L’Arabie forme des milliers de Saoudiens au secteur du tourisme
Sous l’oeil attentif d’un instructeur, Munira al-Rubaian apprend à changer des draps dans une fausse chambre d’hôtel à Ryad, en espérant que cette formation l’aidera à trouver un emploi dans l’industrie naissante du tourisme en Arabie saoudite.
Comme des milliers de Saoudiens, la jeune femme de 25 ans, au chômage, participe à un programme mis en place par les autorités pour former 100.000 futures recrues dans un secteur appelé à évoluer dans les années à venir.
Femmes de chambres, réceptionnistes, cuisiniers ou directeurs des ventes, les stagiaires sont initiés à différents métiers dans des centres spécialisés de la capitale saoudienne, tandis que d’autres sont envoyés à l’étranger pour suivre des cours intensifs comme aux Pays-Bas, Espagne, Suisse et en France.
Le royaume ultra-conservateur, qui a ouvert ses portes aux touristes il y seulement trois ans, compte sur ces jeunes pour séduire les visiteurs, et occuper des postes traditionnellement réservés aux étrangers.
Après avoir essayé en vain de décrocher un emploi dans un hôtel, Munira al-Rubaian attend beaucoup du programme « les pionniers du tourisme ».
« Je vais avoir l’expérience et la confiance nécessaires pour m’occuper » des touristes, affirme à l’AFP la jeune femme, vêtue d’un niqab.
L’initiative s’inscrit dans le cadre de la stratégie portée par le jeune prince héritier et dirigeant de facto du royaume, Mohammed ben Salmane, visant à diversifier l’économie du premier exportateur mondial de pétrole en misant entre autres sur le tourisme.
Le pays a commencé à accorder des visas touristiques en 2019, juste avant la pandémie du coronavirus, avec l’objectif ambitieux d’attirer 30 millions d’étrangers par an à l’horizon 2030, contre seulement quatre millions l’an dernier.
En incluant le tourisme saoudien, le royaume vise 100 millions de visiteurs par an en 2030, et la création d’un million de nouveaux emplois.
Le secteur emploie aujourd’hui quelque 850.000 personnes, dont seulement 26% de Saoudiens, selon les chiffres officiels.
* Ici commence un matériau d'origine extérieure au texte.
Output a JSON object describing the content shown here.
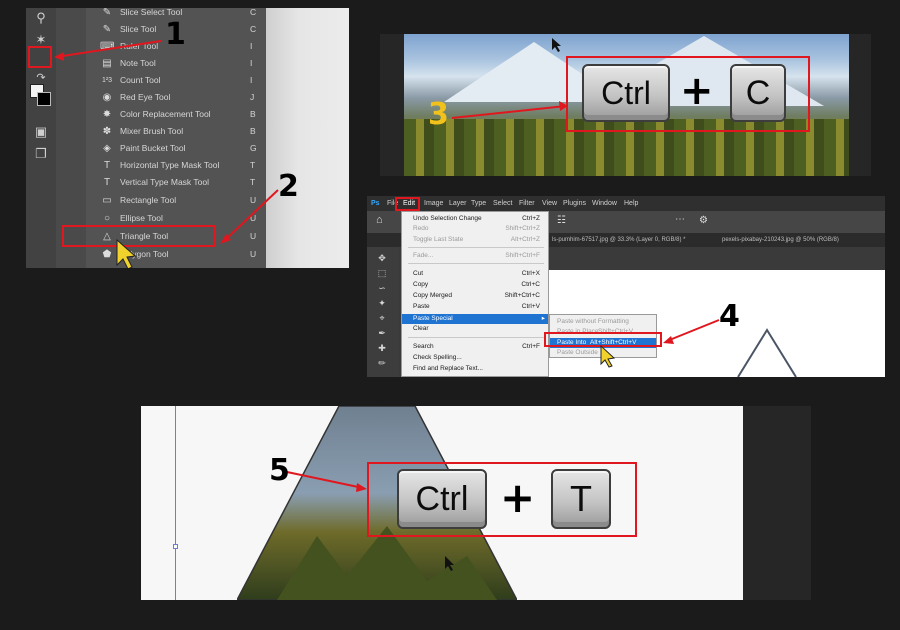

Le plan « Vision 2030 » promet de porter cette proportion à 70%.
« Saoudiser le secteur »
Lancé en juin, le programme « Pionniers du tourisme » est doté d’un budget de 100 millions de dollars, avec des formations couvrant 52 emplois, allant de l’accueil à la direction.
« Nous devons développer les connaissances, les aptitudes et les compétences des Saoudiens », affirme Mohammed Bushnag, ministre adjoint du tourisme chargé du développement du capital humain.
L’objectif n’est pas seulement de favoriser l’embauche d’une main d’œuvre locale, mais de « saoudiser le secteur » tout en fournissant un service de qualité.
Pour les jeunes enrôlés, les stages à l’étranger sont particulièrement instructifs.
En Suisse où il a passé une semaine, Al-Waleed al-Zaid, directeur des ventes dans un hôtel affilié à une chaîne internationale, a rencontré une clientèle très différente des voyageurs d’affaires auxquels il est habitué à Ryad.
Au lieu de répondre à des questions sur le nettoyage à sec de vêtements ou les tarifs des appels internationaux, il était interrogé sur les attractions à visiter et la disponibilité des transports publics.
Cela « m’a permis de mieux comprendre les attentes des touristes en termes d’activités, de nourriture et de lieux à visiter », explique-t-il.
Outre les pèlerinages dans les lieux les plus saints de l’islam, La Mecque et à Médine, l’Arabie saoudite développe de nouvelles attractions, comme un projet culturel près des tombes nabatéennes d’Al Ula ou un centre balnéaire sur la mer Rouge, pour attirer une clientèle internationale et locale.
Les autorités ont assoupli certaines règles, autorisant par exemple les cinémas et les concerts mixtes, mais l’alcool reste interdit dans le pays.
Pour espérer rivaliser avec les Emirats arabes unis, la principale destination dans la région, le ministère du tourisme a annoncé la semaine dernière que les résidents des pays voisins du Golfe pourront désormais demander des visas touristiques électroniques, comme les ressortissants des 49 pays, essentiellement en Europe et en Amérique du nord, déjà autorisés à le faire.